The last part of Professor Kearl’s final lecture focused on
the ultimate purposes or ends of a college education. In the language of economics, Kearl said, a university
has competitive advantages in only three areas: developing analytical, writing,
and quantitative skills (and to a degree, “aesthetic sensibilities” if you’re
lucky). That’s it. Sure, universities do a lot of other things—athletics,
and clubs, and social functions—but there are other organizations better suited
to those ends. At its
heart a college education is the training of one’s brain to analyze, compute, and communicate, to
develop one into a quickly trainable and retrainable fungible asset in an
ever-changing world.
And so, Kearl continued, the quality of your education
depends on you, and not on BYU. At any
number of universities you can get either a Mickey Mouse diploma or an Ivy
League education, depending on the classes you take and the effort you put in.

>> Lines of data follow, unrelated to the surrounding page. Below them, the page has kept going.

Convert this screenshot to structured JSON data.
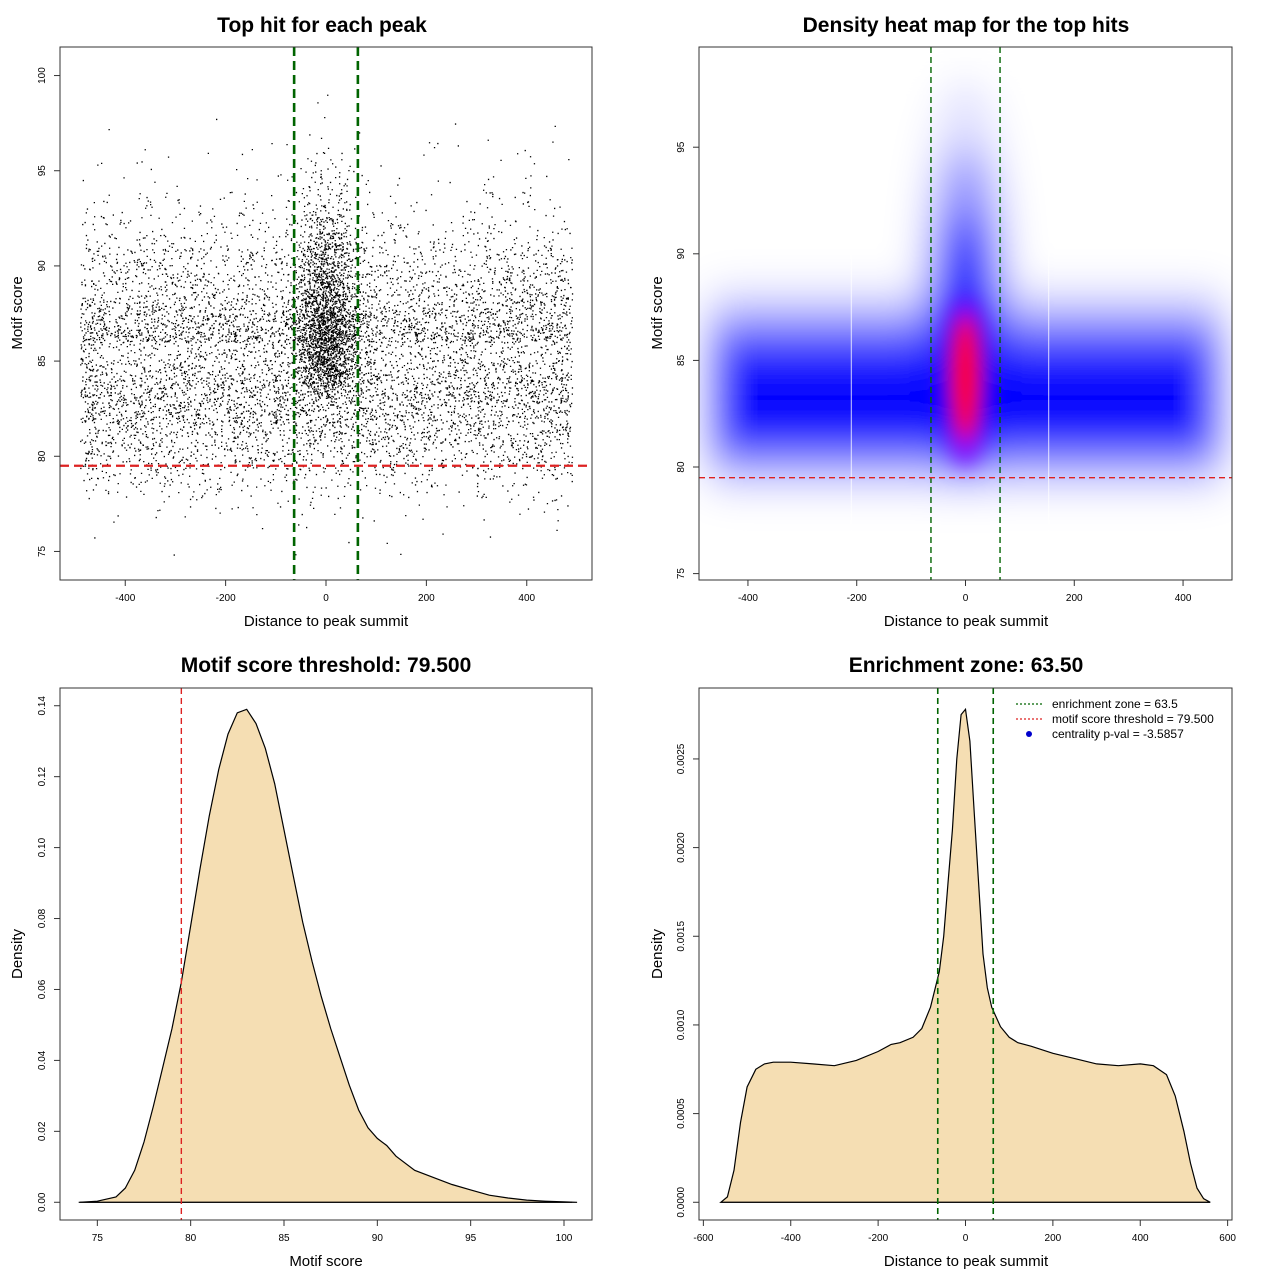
{
  "chart_data": [
    {
      "type": "scatter",
      "title": "Top hit for each peak",
      "xlabel": "Distance to peak summit",
      "ylabel": "Motif score",
      "xlim": [
        -530,
        530
      ],
      "ylim": [
        73.5,
        101.5
      ],
      "xticks": [
        -400,
        -200,
        0,
        200,
        400
      ],
      "yticks": [
        75,
        80,
        85,
        90,
        95,
        100
      ],
      "vlines": [
        -63.5,
        63.5
      ],
      "hline": 79.5,
      "points_description": "dense point cloud; background spread uniformly over -490..490 with scores mostly 77-89 (peak ~82-84); central enrichment near 0 with scores up to ~99.5"
    },
    {
      "type": "heatmap",
      "title": "Density heat map for the top hits",
      "xlabel": "Distance to peak summit",
      "ylabel": "Motif score",
      "xlim": [
        -490,
        490
      ],
      "ylim": [
        74.7,
        99.7
      ],
      "xticks": [
        -400,
        -200,
        0,
        200,
        400
      ],
      "yticks": [
        75,
        80,
        85,
        90,
        95
      ],
      "vlines": [
        -63.5,
        63.5
      ],
      "hline": 79.5,
      "hotspot": {
        "x": 0,
        "y": 84
      }
    },
    {
      "type": "area",
      "title": "Motif score threshold: 79.500",
      "xlabel": "Motif score",
      "ylabel": "Density",
      "xlim": [
        73,
        101.5
      ],
      "ylim": [
        -0.005,
        0.145
      ],
      "xticks": [
        75,
        80,
        85,
        90,
        95,
        100
      ],
      "yticks": [
        0.0,
        0.02,
        0.04,
        0.06,
        0.08,
        0.1,
        0.12,
        0.14
      ],
      "ytick_labels": [
        "0.00",
        "0.02",
        "0.04",
        "0.06",
        "0.08",
        "0.10",
        "0.12",
        "0.14"
      ],
      "vline": 79.5,
      "x": [
        74,
        75,
        76,
        76.5,
        77,
        77.5,
        78,
        78.5,
        79,
        79.5,
        80,
        80.5,
        81,
        81.5,
        82,
        82.5,
        83,
        83.5,
        84,
        84.5,
        85,
        85.5,
        86,
        86.5,
        87,
        87.5,
        88,
        88.5,
        89,
        89.5,
        90,
        90.5,
        91,
        92,
        93,
        94,
        95,
        96,
        97,
        98,
        99,
        100,
        100.7
      ],
      "y": [
        0,
        0.0003,
        0.0015,
        0.004,
        0.009,
        0.017,
        0.027,
        0.038,
        0.049,
        0.062,
        0.078,
        0.094,
        0.109,
        0.122,
        0.132,
        0.138,
        0.139,
        0.135,
        0.128,
        0.118,
        0.105,
        0.092,
        0.079,
        0.068,
        0.058,
        0.049,
        0.041,
        0.033,
        0.026,
        0.021,
        0.018,
        0.016,
        0.013,
        0.009,
        0.007,
        0.005,
        0.0035,
        0.002,
        0.0012,
        0.0006,
        0.0003,
        0.0001,
        0
      ]
    },
    {
      "type": "area",
      "title": "Enrichment zone: 63.50",
      "xlabel": "Distance to peak summit",
      "ylabel": "Density",
      "xlim": [
        -610,
        610
      ],
      "ylim": [
        -0.0001,
        0.0029
      ],
      "xticks": [
        -600,
        -400,
        -200,
        0,
        200,
        400,
        600
      ],
      "yticks": [
        0,
        0.0005,
        0.001,
        0.0015,
        0.002,
        0.0025
      ],
      "ytick_labels": [
        "0.0000",
        "0.0005",
        "0.0010",
        "0.0015",
        "0.0020",
        "0.0025"
      ],
      "vlines": [
        -63.5,
        63.5
      ],
      "x": [
        -560,
        -545,
        -530,
        -515,
        -500,
        -480,
        -460,
        -440,
        -400,
        -350,
        -300,
        -250,
        -200,
        -170,
        -150,
        -120,
        -100,
        -80,
        -60,
        -50,
        -40,
        -30,
        -20,
        -10,
        0,
        10,
        20,
        30,
        40,
        50,
        60,
        80,
        100,
        120,
        150,
        200,
        250,
        300,
        350,
        400,
        430,
        460,
        480,
        500,
        515,
        530,
        545,
        560
      ],
      "y": [
        0,
        3e-05,
        0.00018,
        0.00045,
        0.00065,
        0.00075,
        0.00078,
        0.00079,
        0.00079,
        0.00078,
        0.00077,
        0.0008,
        0.00085,
        0.00089,
        0.0009,
        0.00093,
        0.00098,
        0.0011,
        0.0013,
        0.0015,
        0.0018,
        0.0021,
        0.0025,
        0.00275,
        0.00278,
        0.0026,
        0.0022,
        0.0018,
        0.0014,
        0.00121,
        0.0011,
        0.00099,
        0.00093,
        0.0009,
        0.00088,
        0.00084,
        0.00081,
        0.00078,
        0.00077,
        0.00078,
        0.00077,
        0.00072,
        0.0006,
        0.0004,
        0.00022,
        8e-05,
        2e-05,
        0
      ],
      "legend": [
        {
          "label": "enrichment zone = 63.5",
          "color": "#006400",
          "style": "dotted"
        },
        {
          "label": "motif score threshold = 79.500",
          "color": "#dd2222",
          "style": "dotted"
        },
        {
          "label": "centrality p-val = -3.5857",
          "color": "#0000cc",
          "style": "point"
        }
      ],
      "legend_position": "top-right"
    }
  ]
}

It is your job to take on the disciplined
training of your brain through consistent hard effort. (This may have been the part of the lecture
that stuck with me most over these past 8 years. I felt compelled to take a full 18 credits
each semester because it.)
Finally, Kearl said that you will have cheated yourself if you leave school with a vocation, but not an avocation—with job skills but not
leisure skills. The work week is at 40
hours and dropping steadily; the vast majority of our lives will be spent in
non-work settings. What then, Kearl
asked, will you do with the lion’s share of your life? Because you are capable of far more than spending
it in front of the TV.
He continued: You should come out of school with two great
loves, and only one of those can be a spouse. Your second love can be any number of things—literature,
or music, or calculus, or science. For
Dr. Kearl, it was Gothic architecture.
As he described his personal “pilgrimage” to the Cathedral of Chartres,
it was clear that it was a—if not the—highlight of his life. (For me,
this was fitting because when I was in the throes of his extremely difficult
Econ 110 class, I had a nightmare in which Kearl was Archdeacon Frollo from The Hunchback of Notre Dame. Apropos,
non?) We should all be so fortunate to
find something for which we are equally passionate.
The other day, my buddy Tigg was quoting a comedian who said: “I wish I loved anything as much as my kids love bubbles.” I have some vague notions about my “bubbles”—my Chartres— but I feel like I have a ways to go on that particular pilgrimage. And so as I leave college for the second time, secure in my employment, I find myself echoing Kearl’s question: To what will I dedicate the vast majority of my life?
2 comments:
Kearl lectures have more surprise twists than a M. Night Shamalamadingdong movie!
Russ, THANK YOU for documenting Kearl's final lecture! I have been thinking about it lately (I think I heard it 12 years ago) and when I looked it up, Google brought me here. The line I remember was on donating to good causes: "If you wait to give until you're rich enough, you'll never be rich enough to give." Or something along those lines. Anyway, it was great to revisit the rest of it. Thanks again.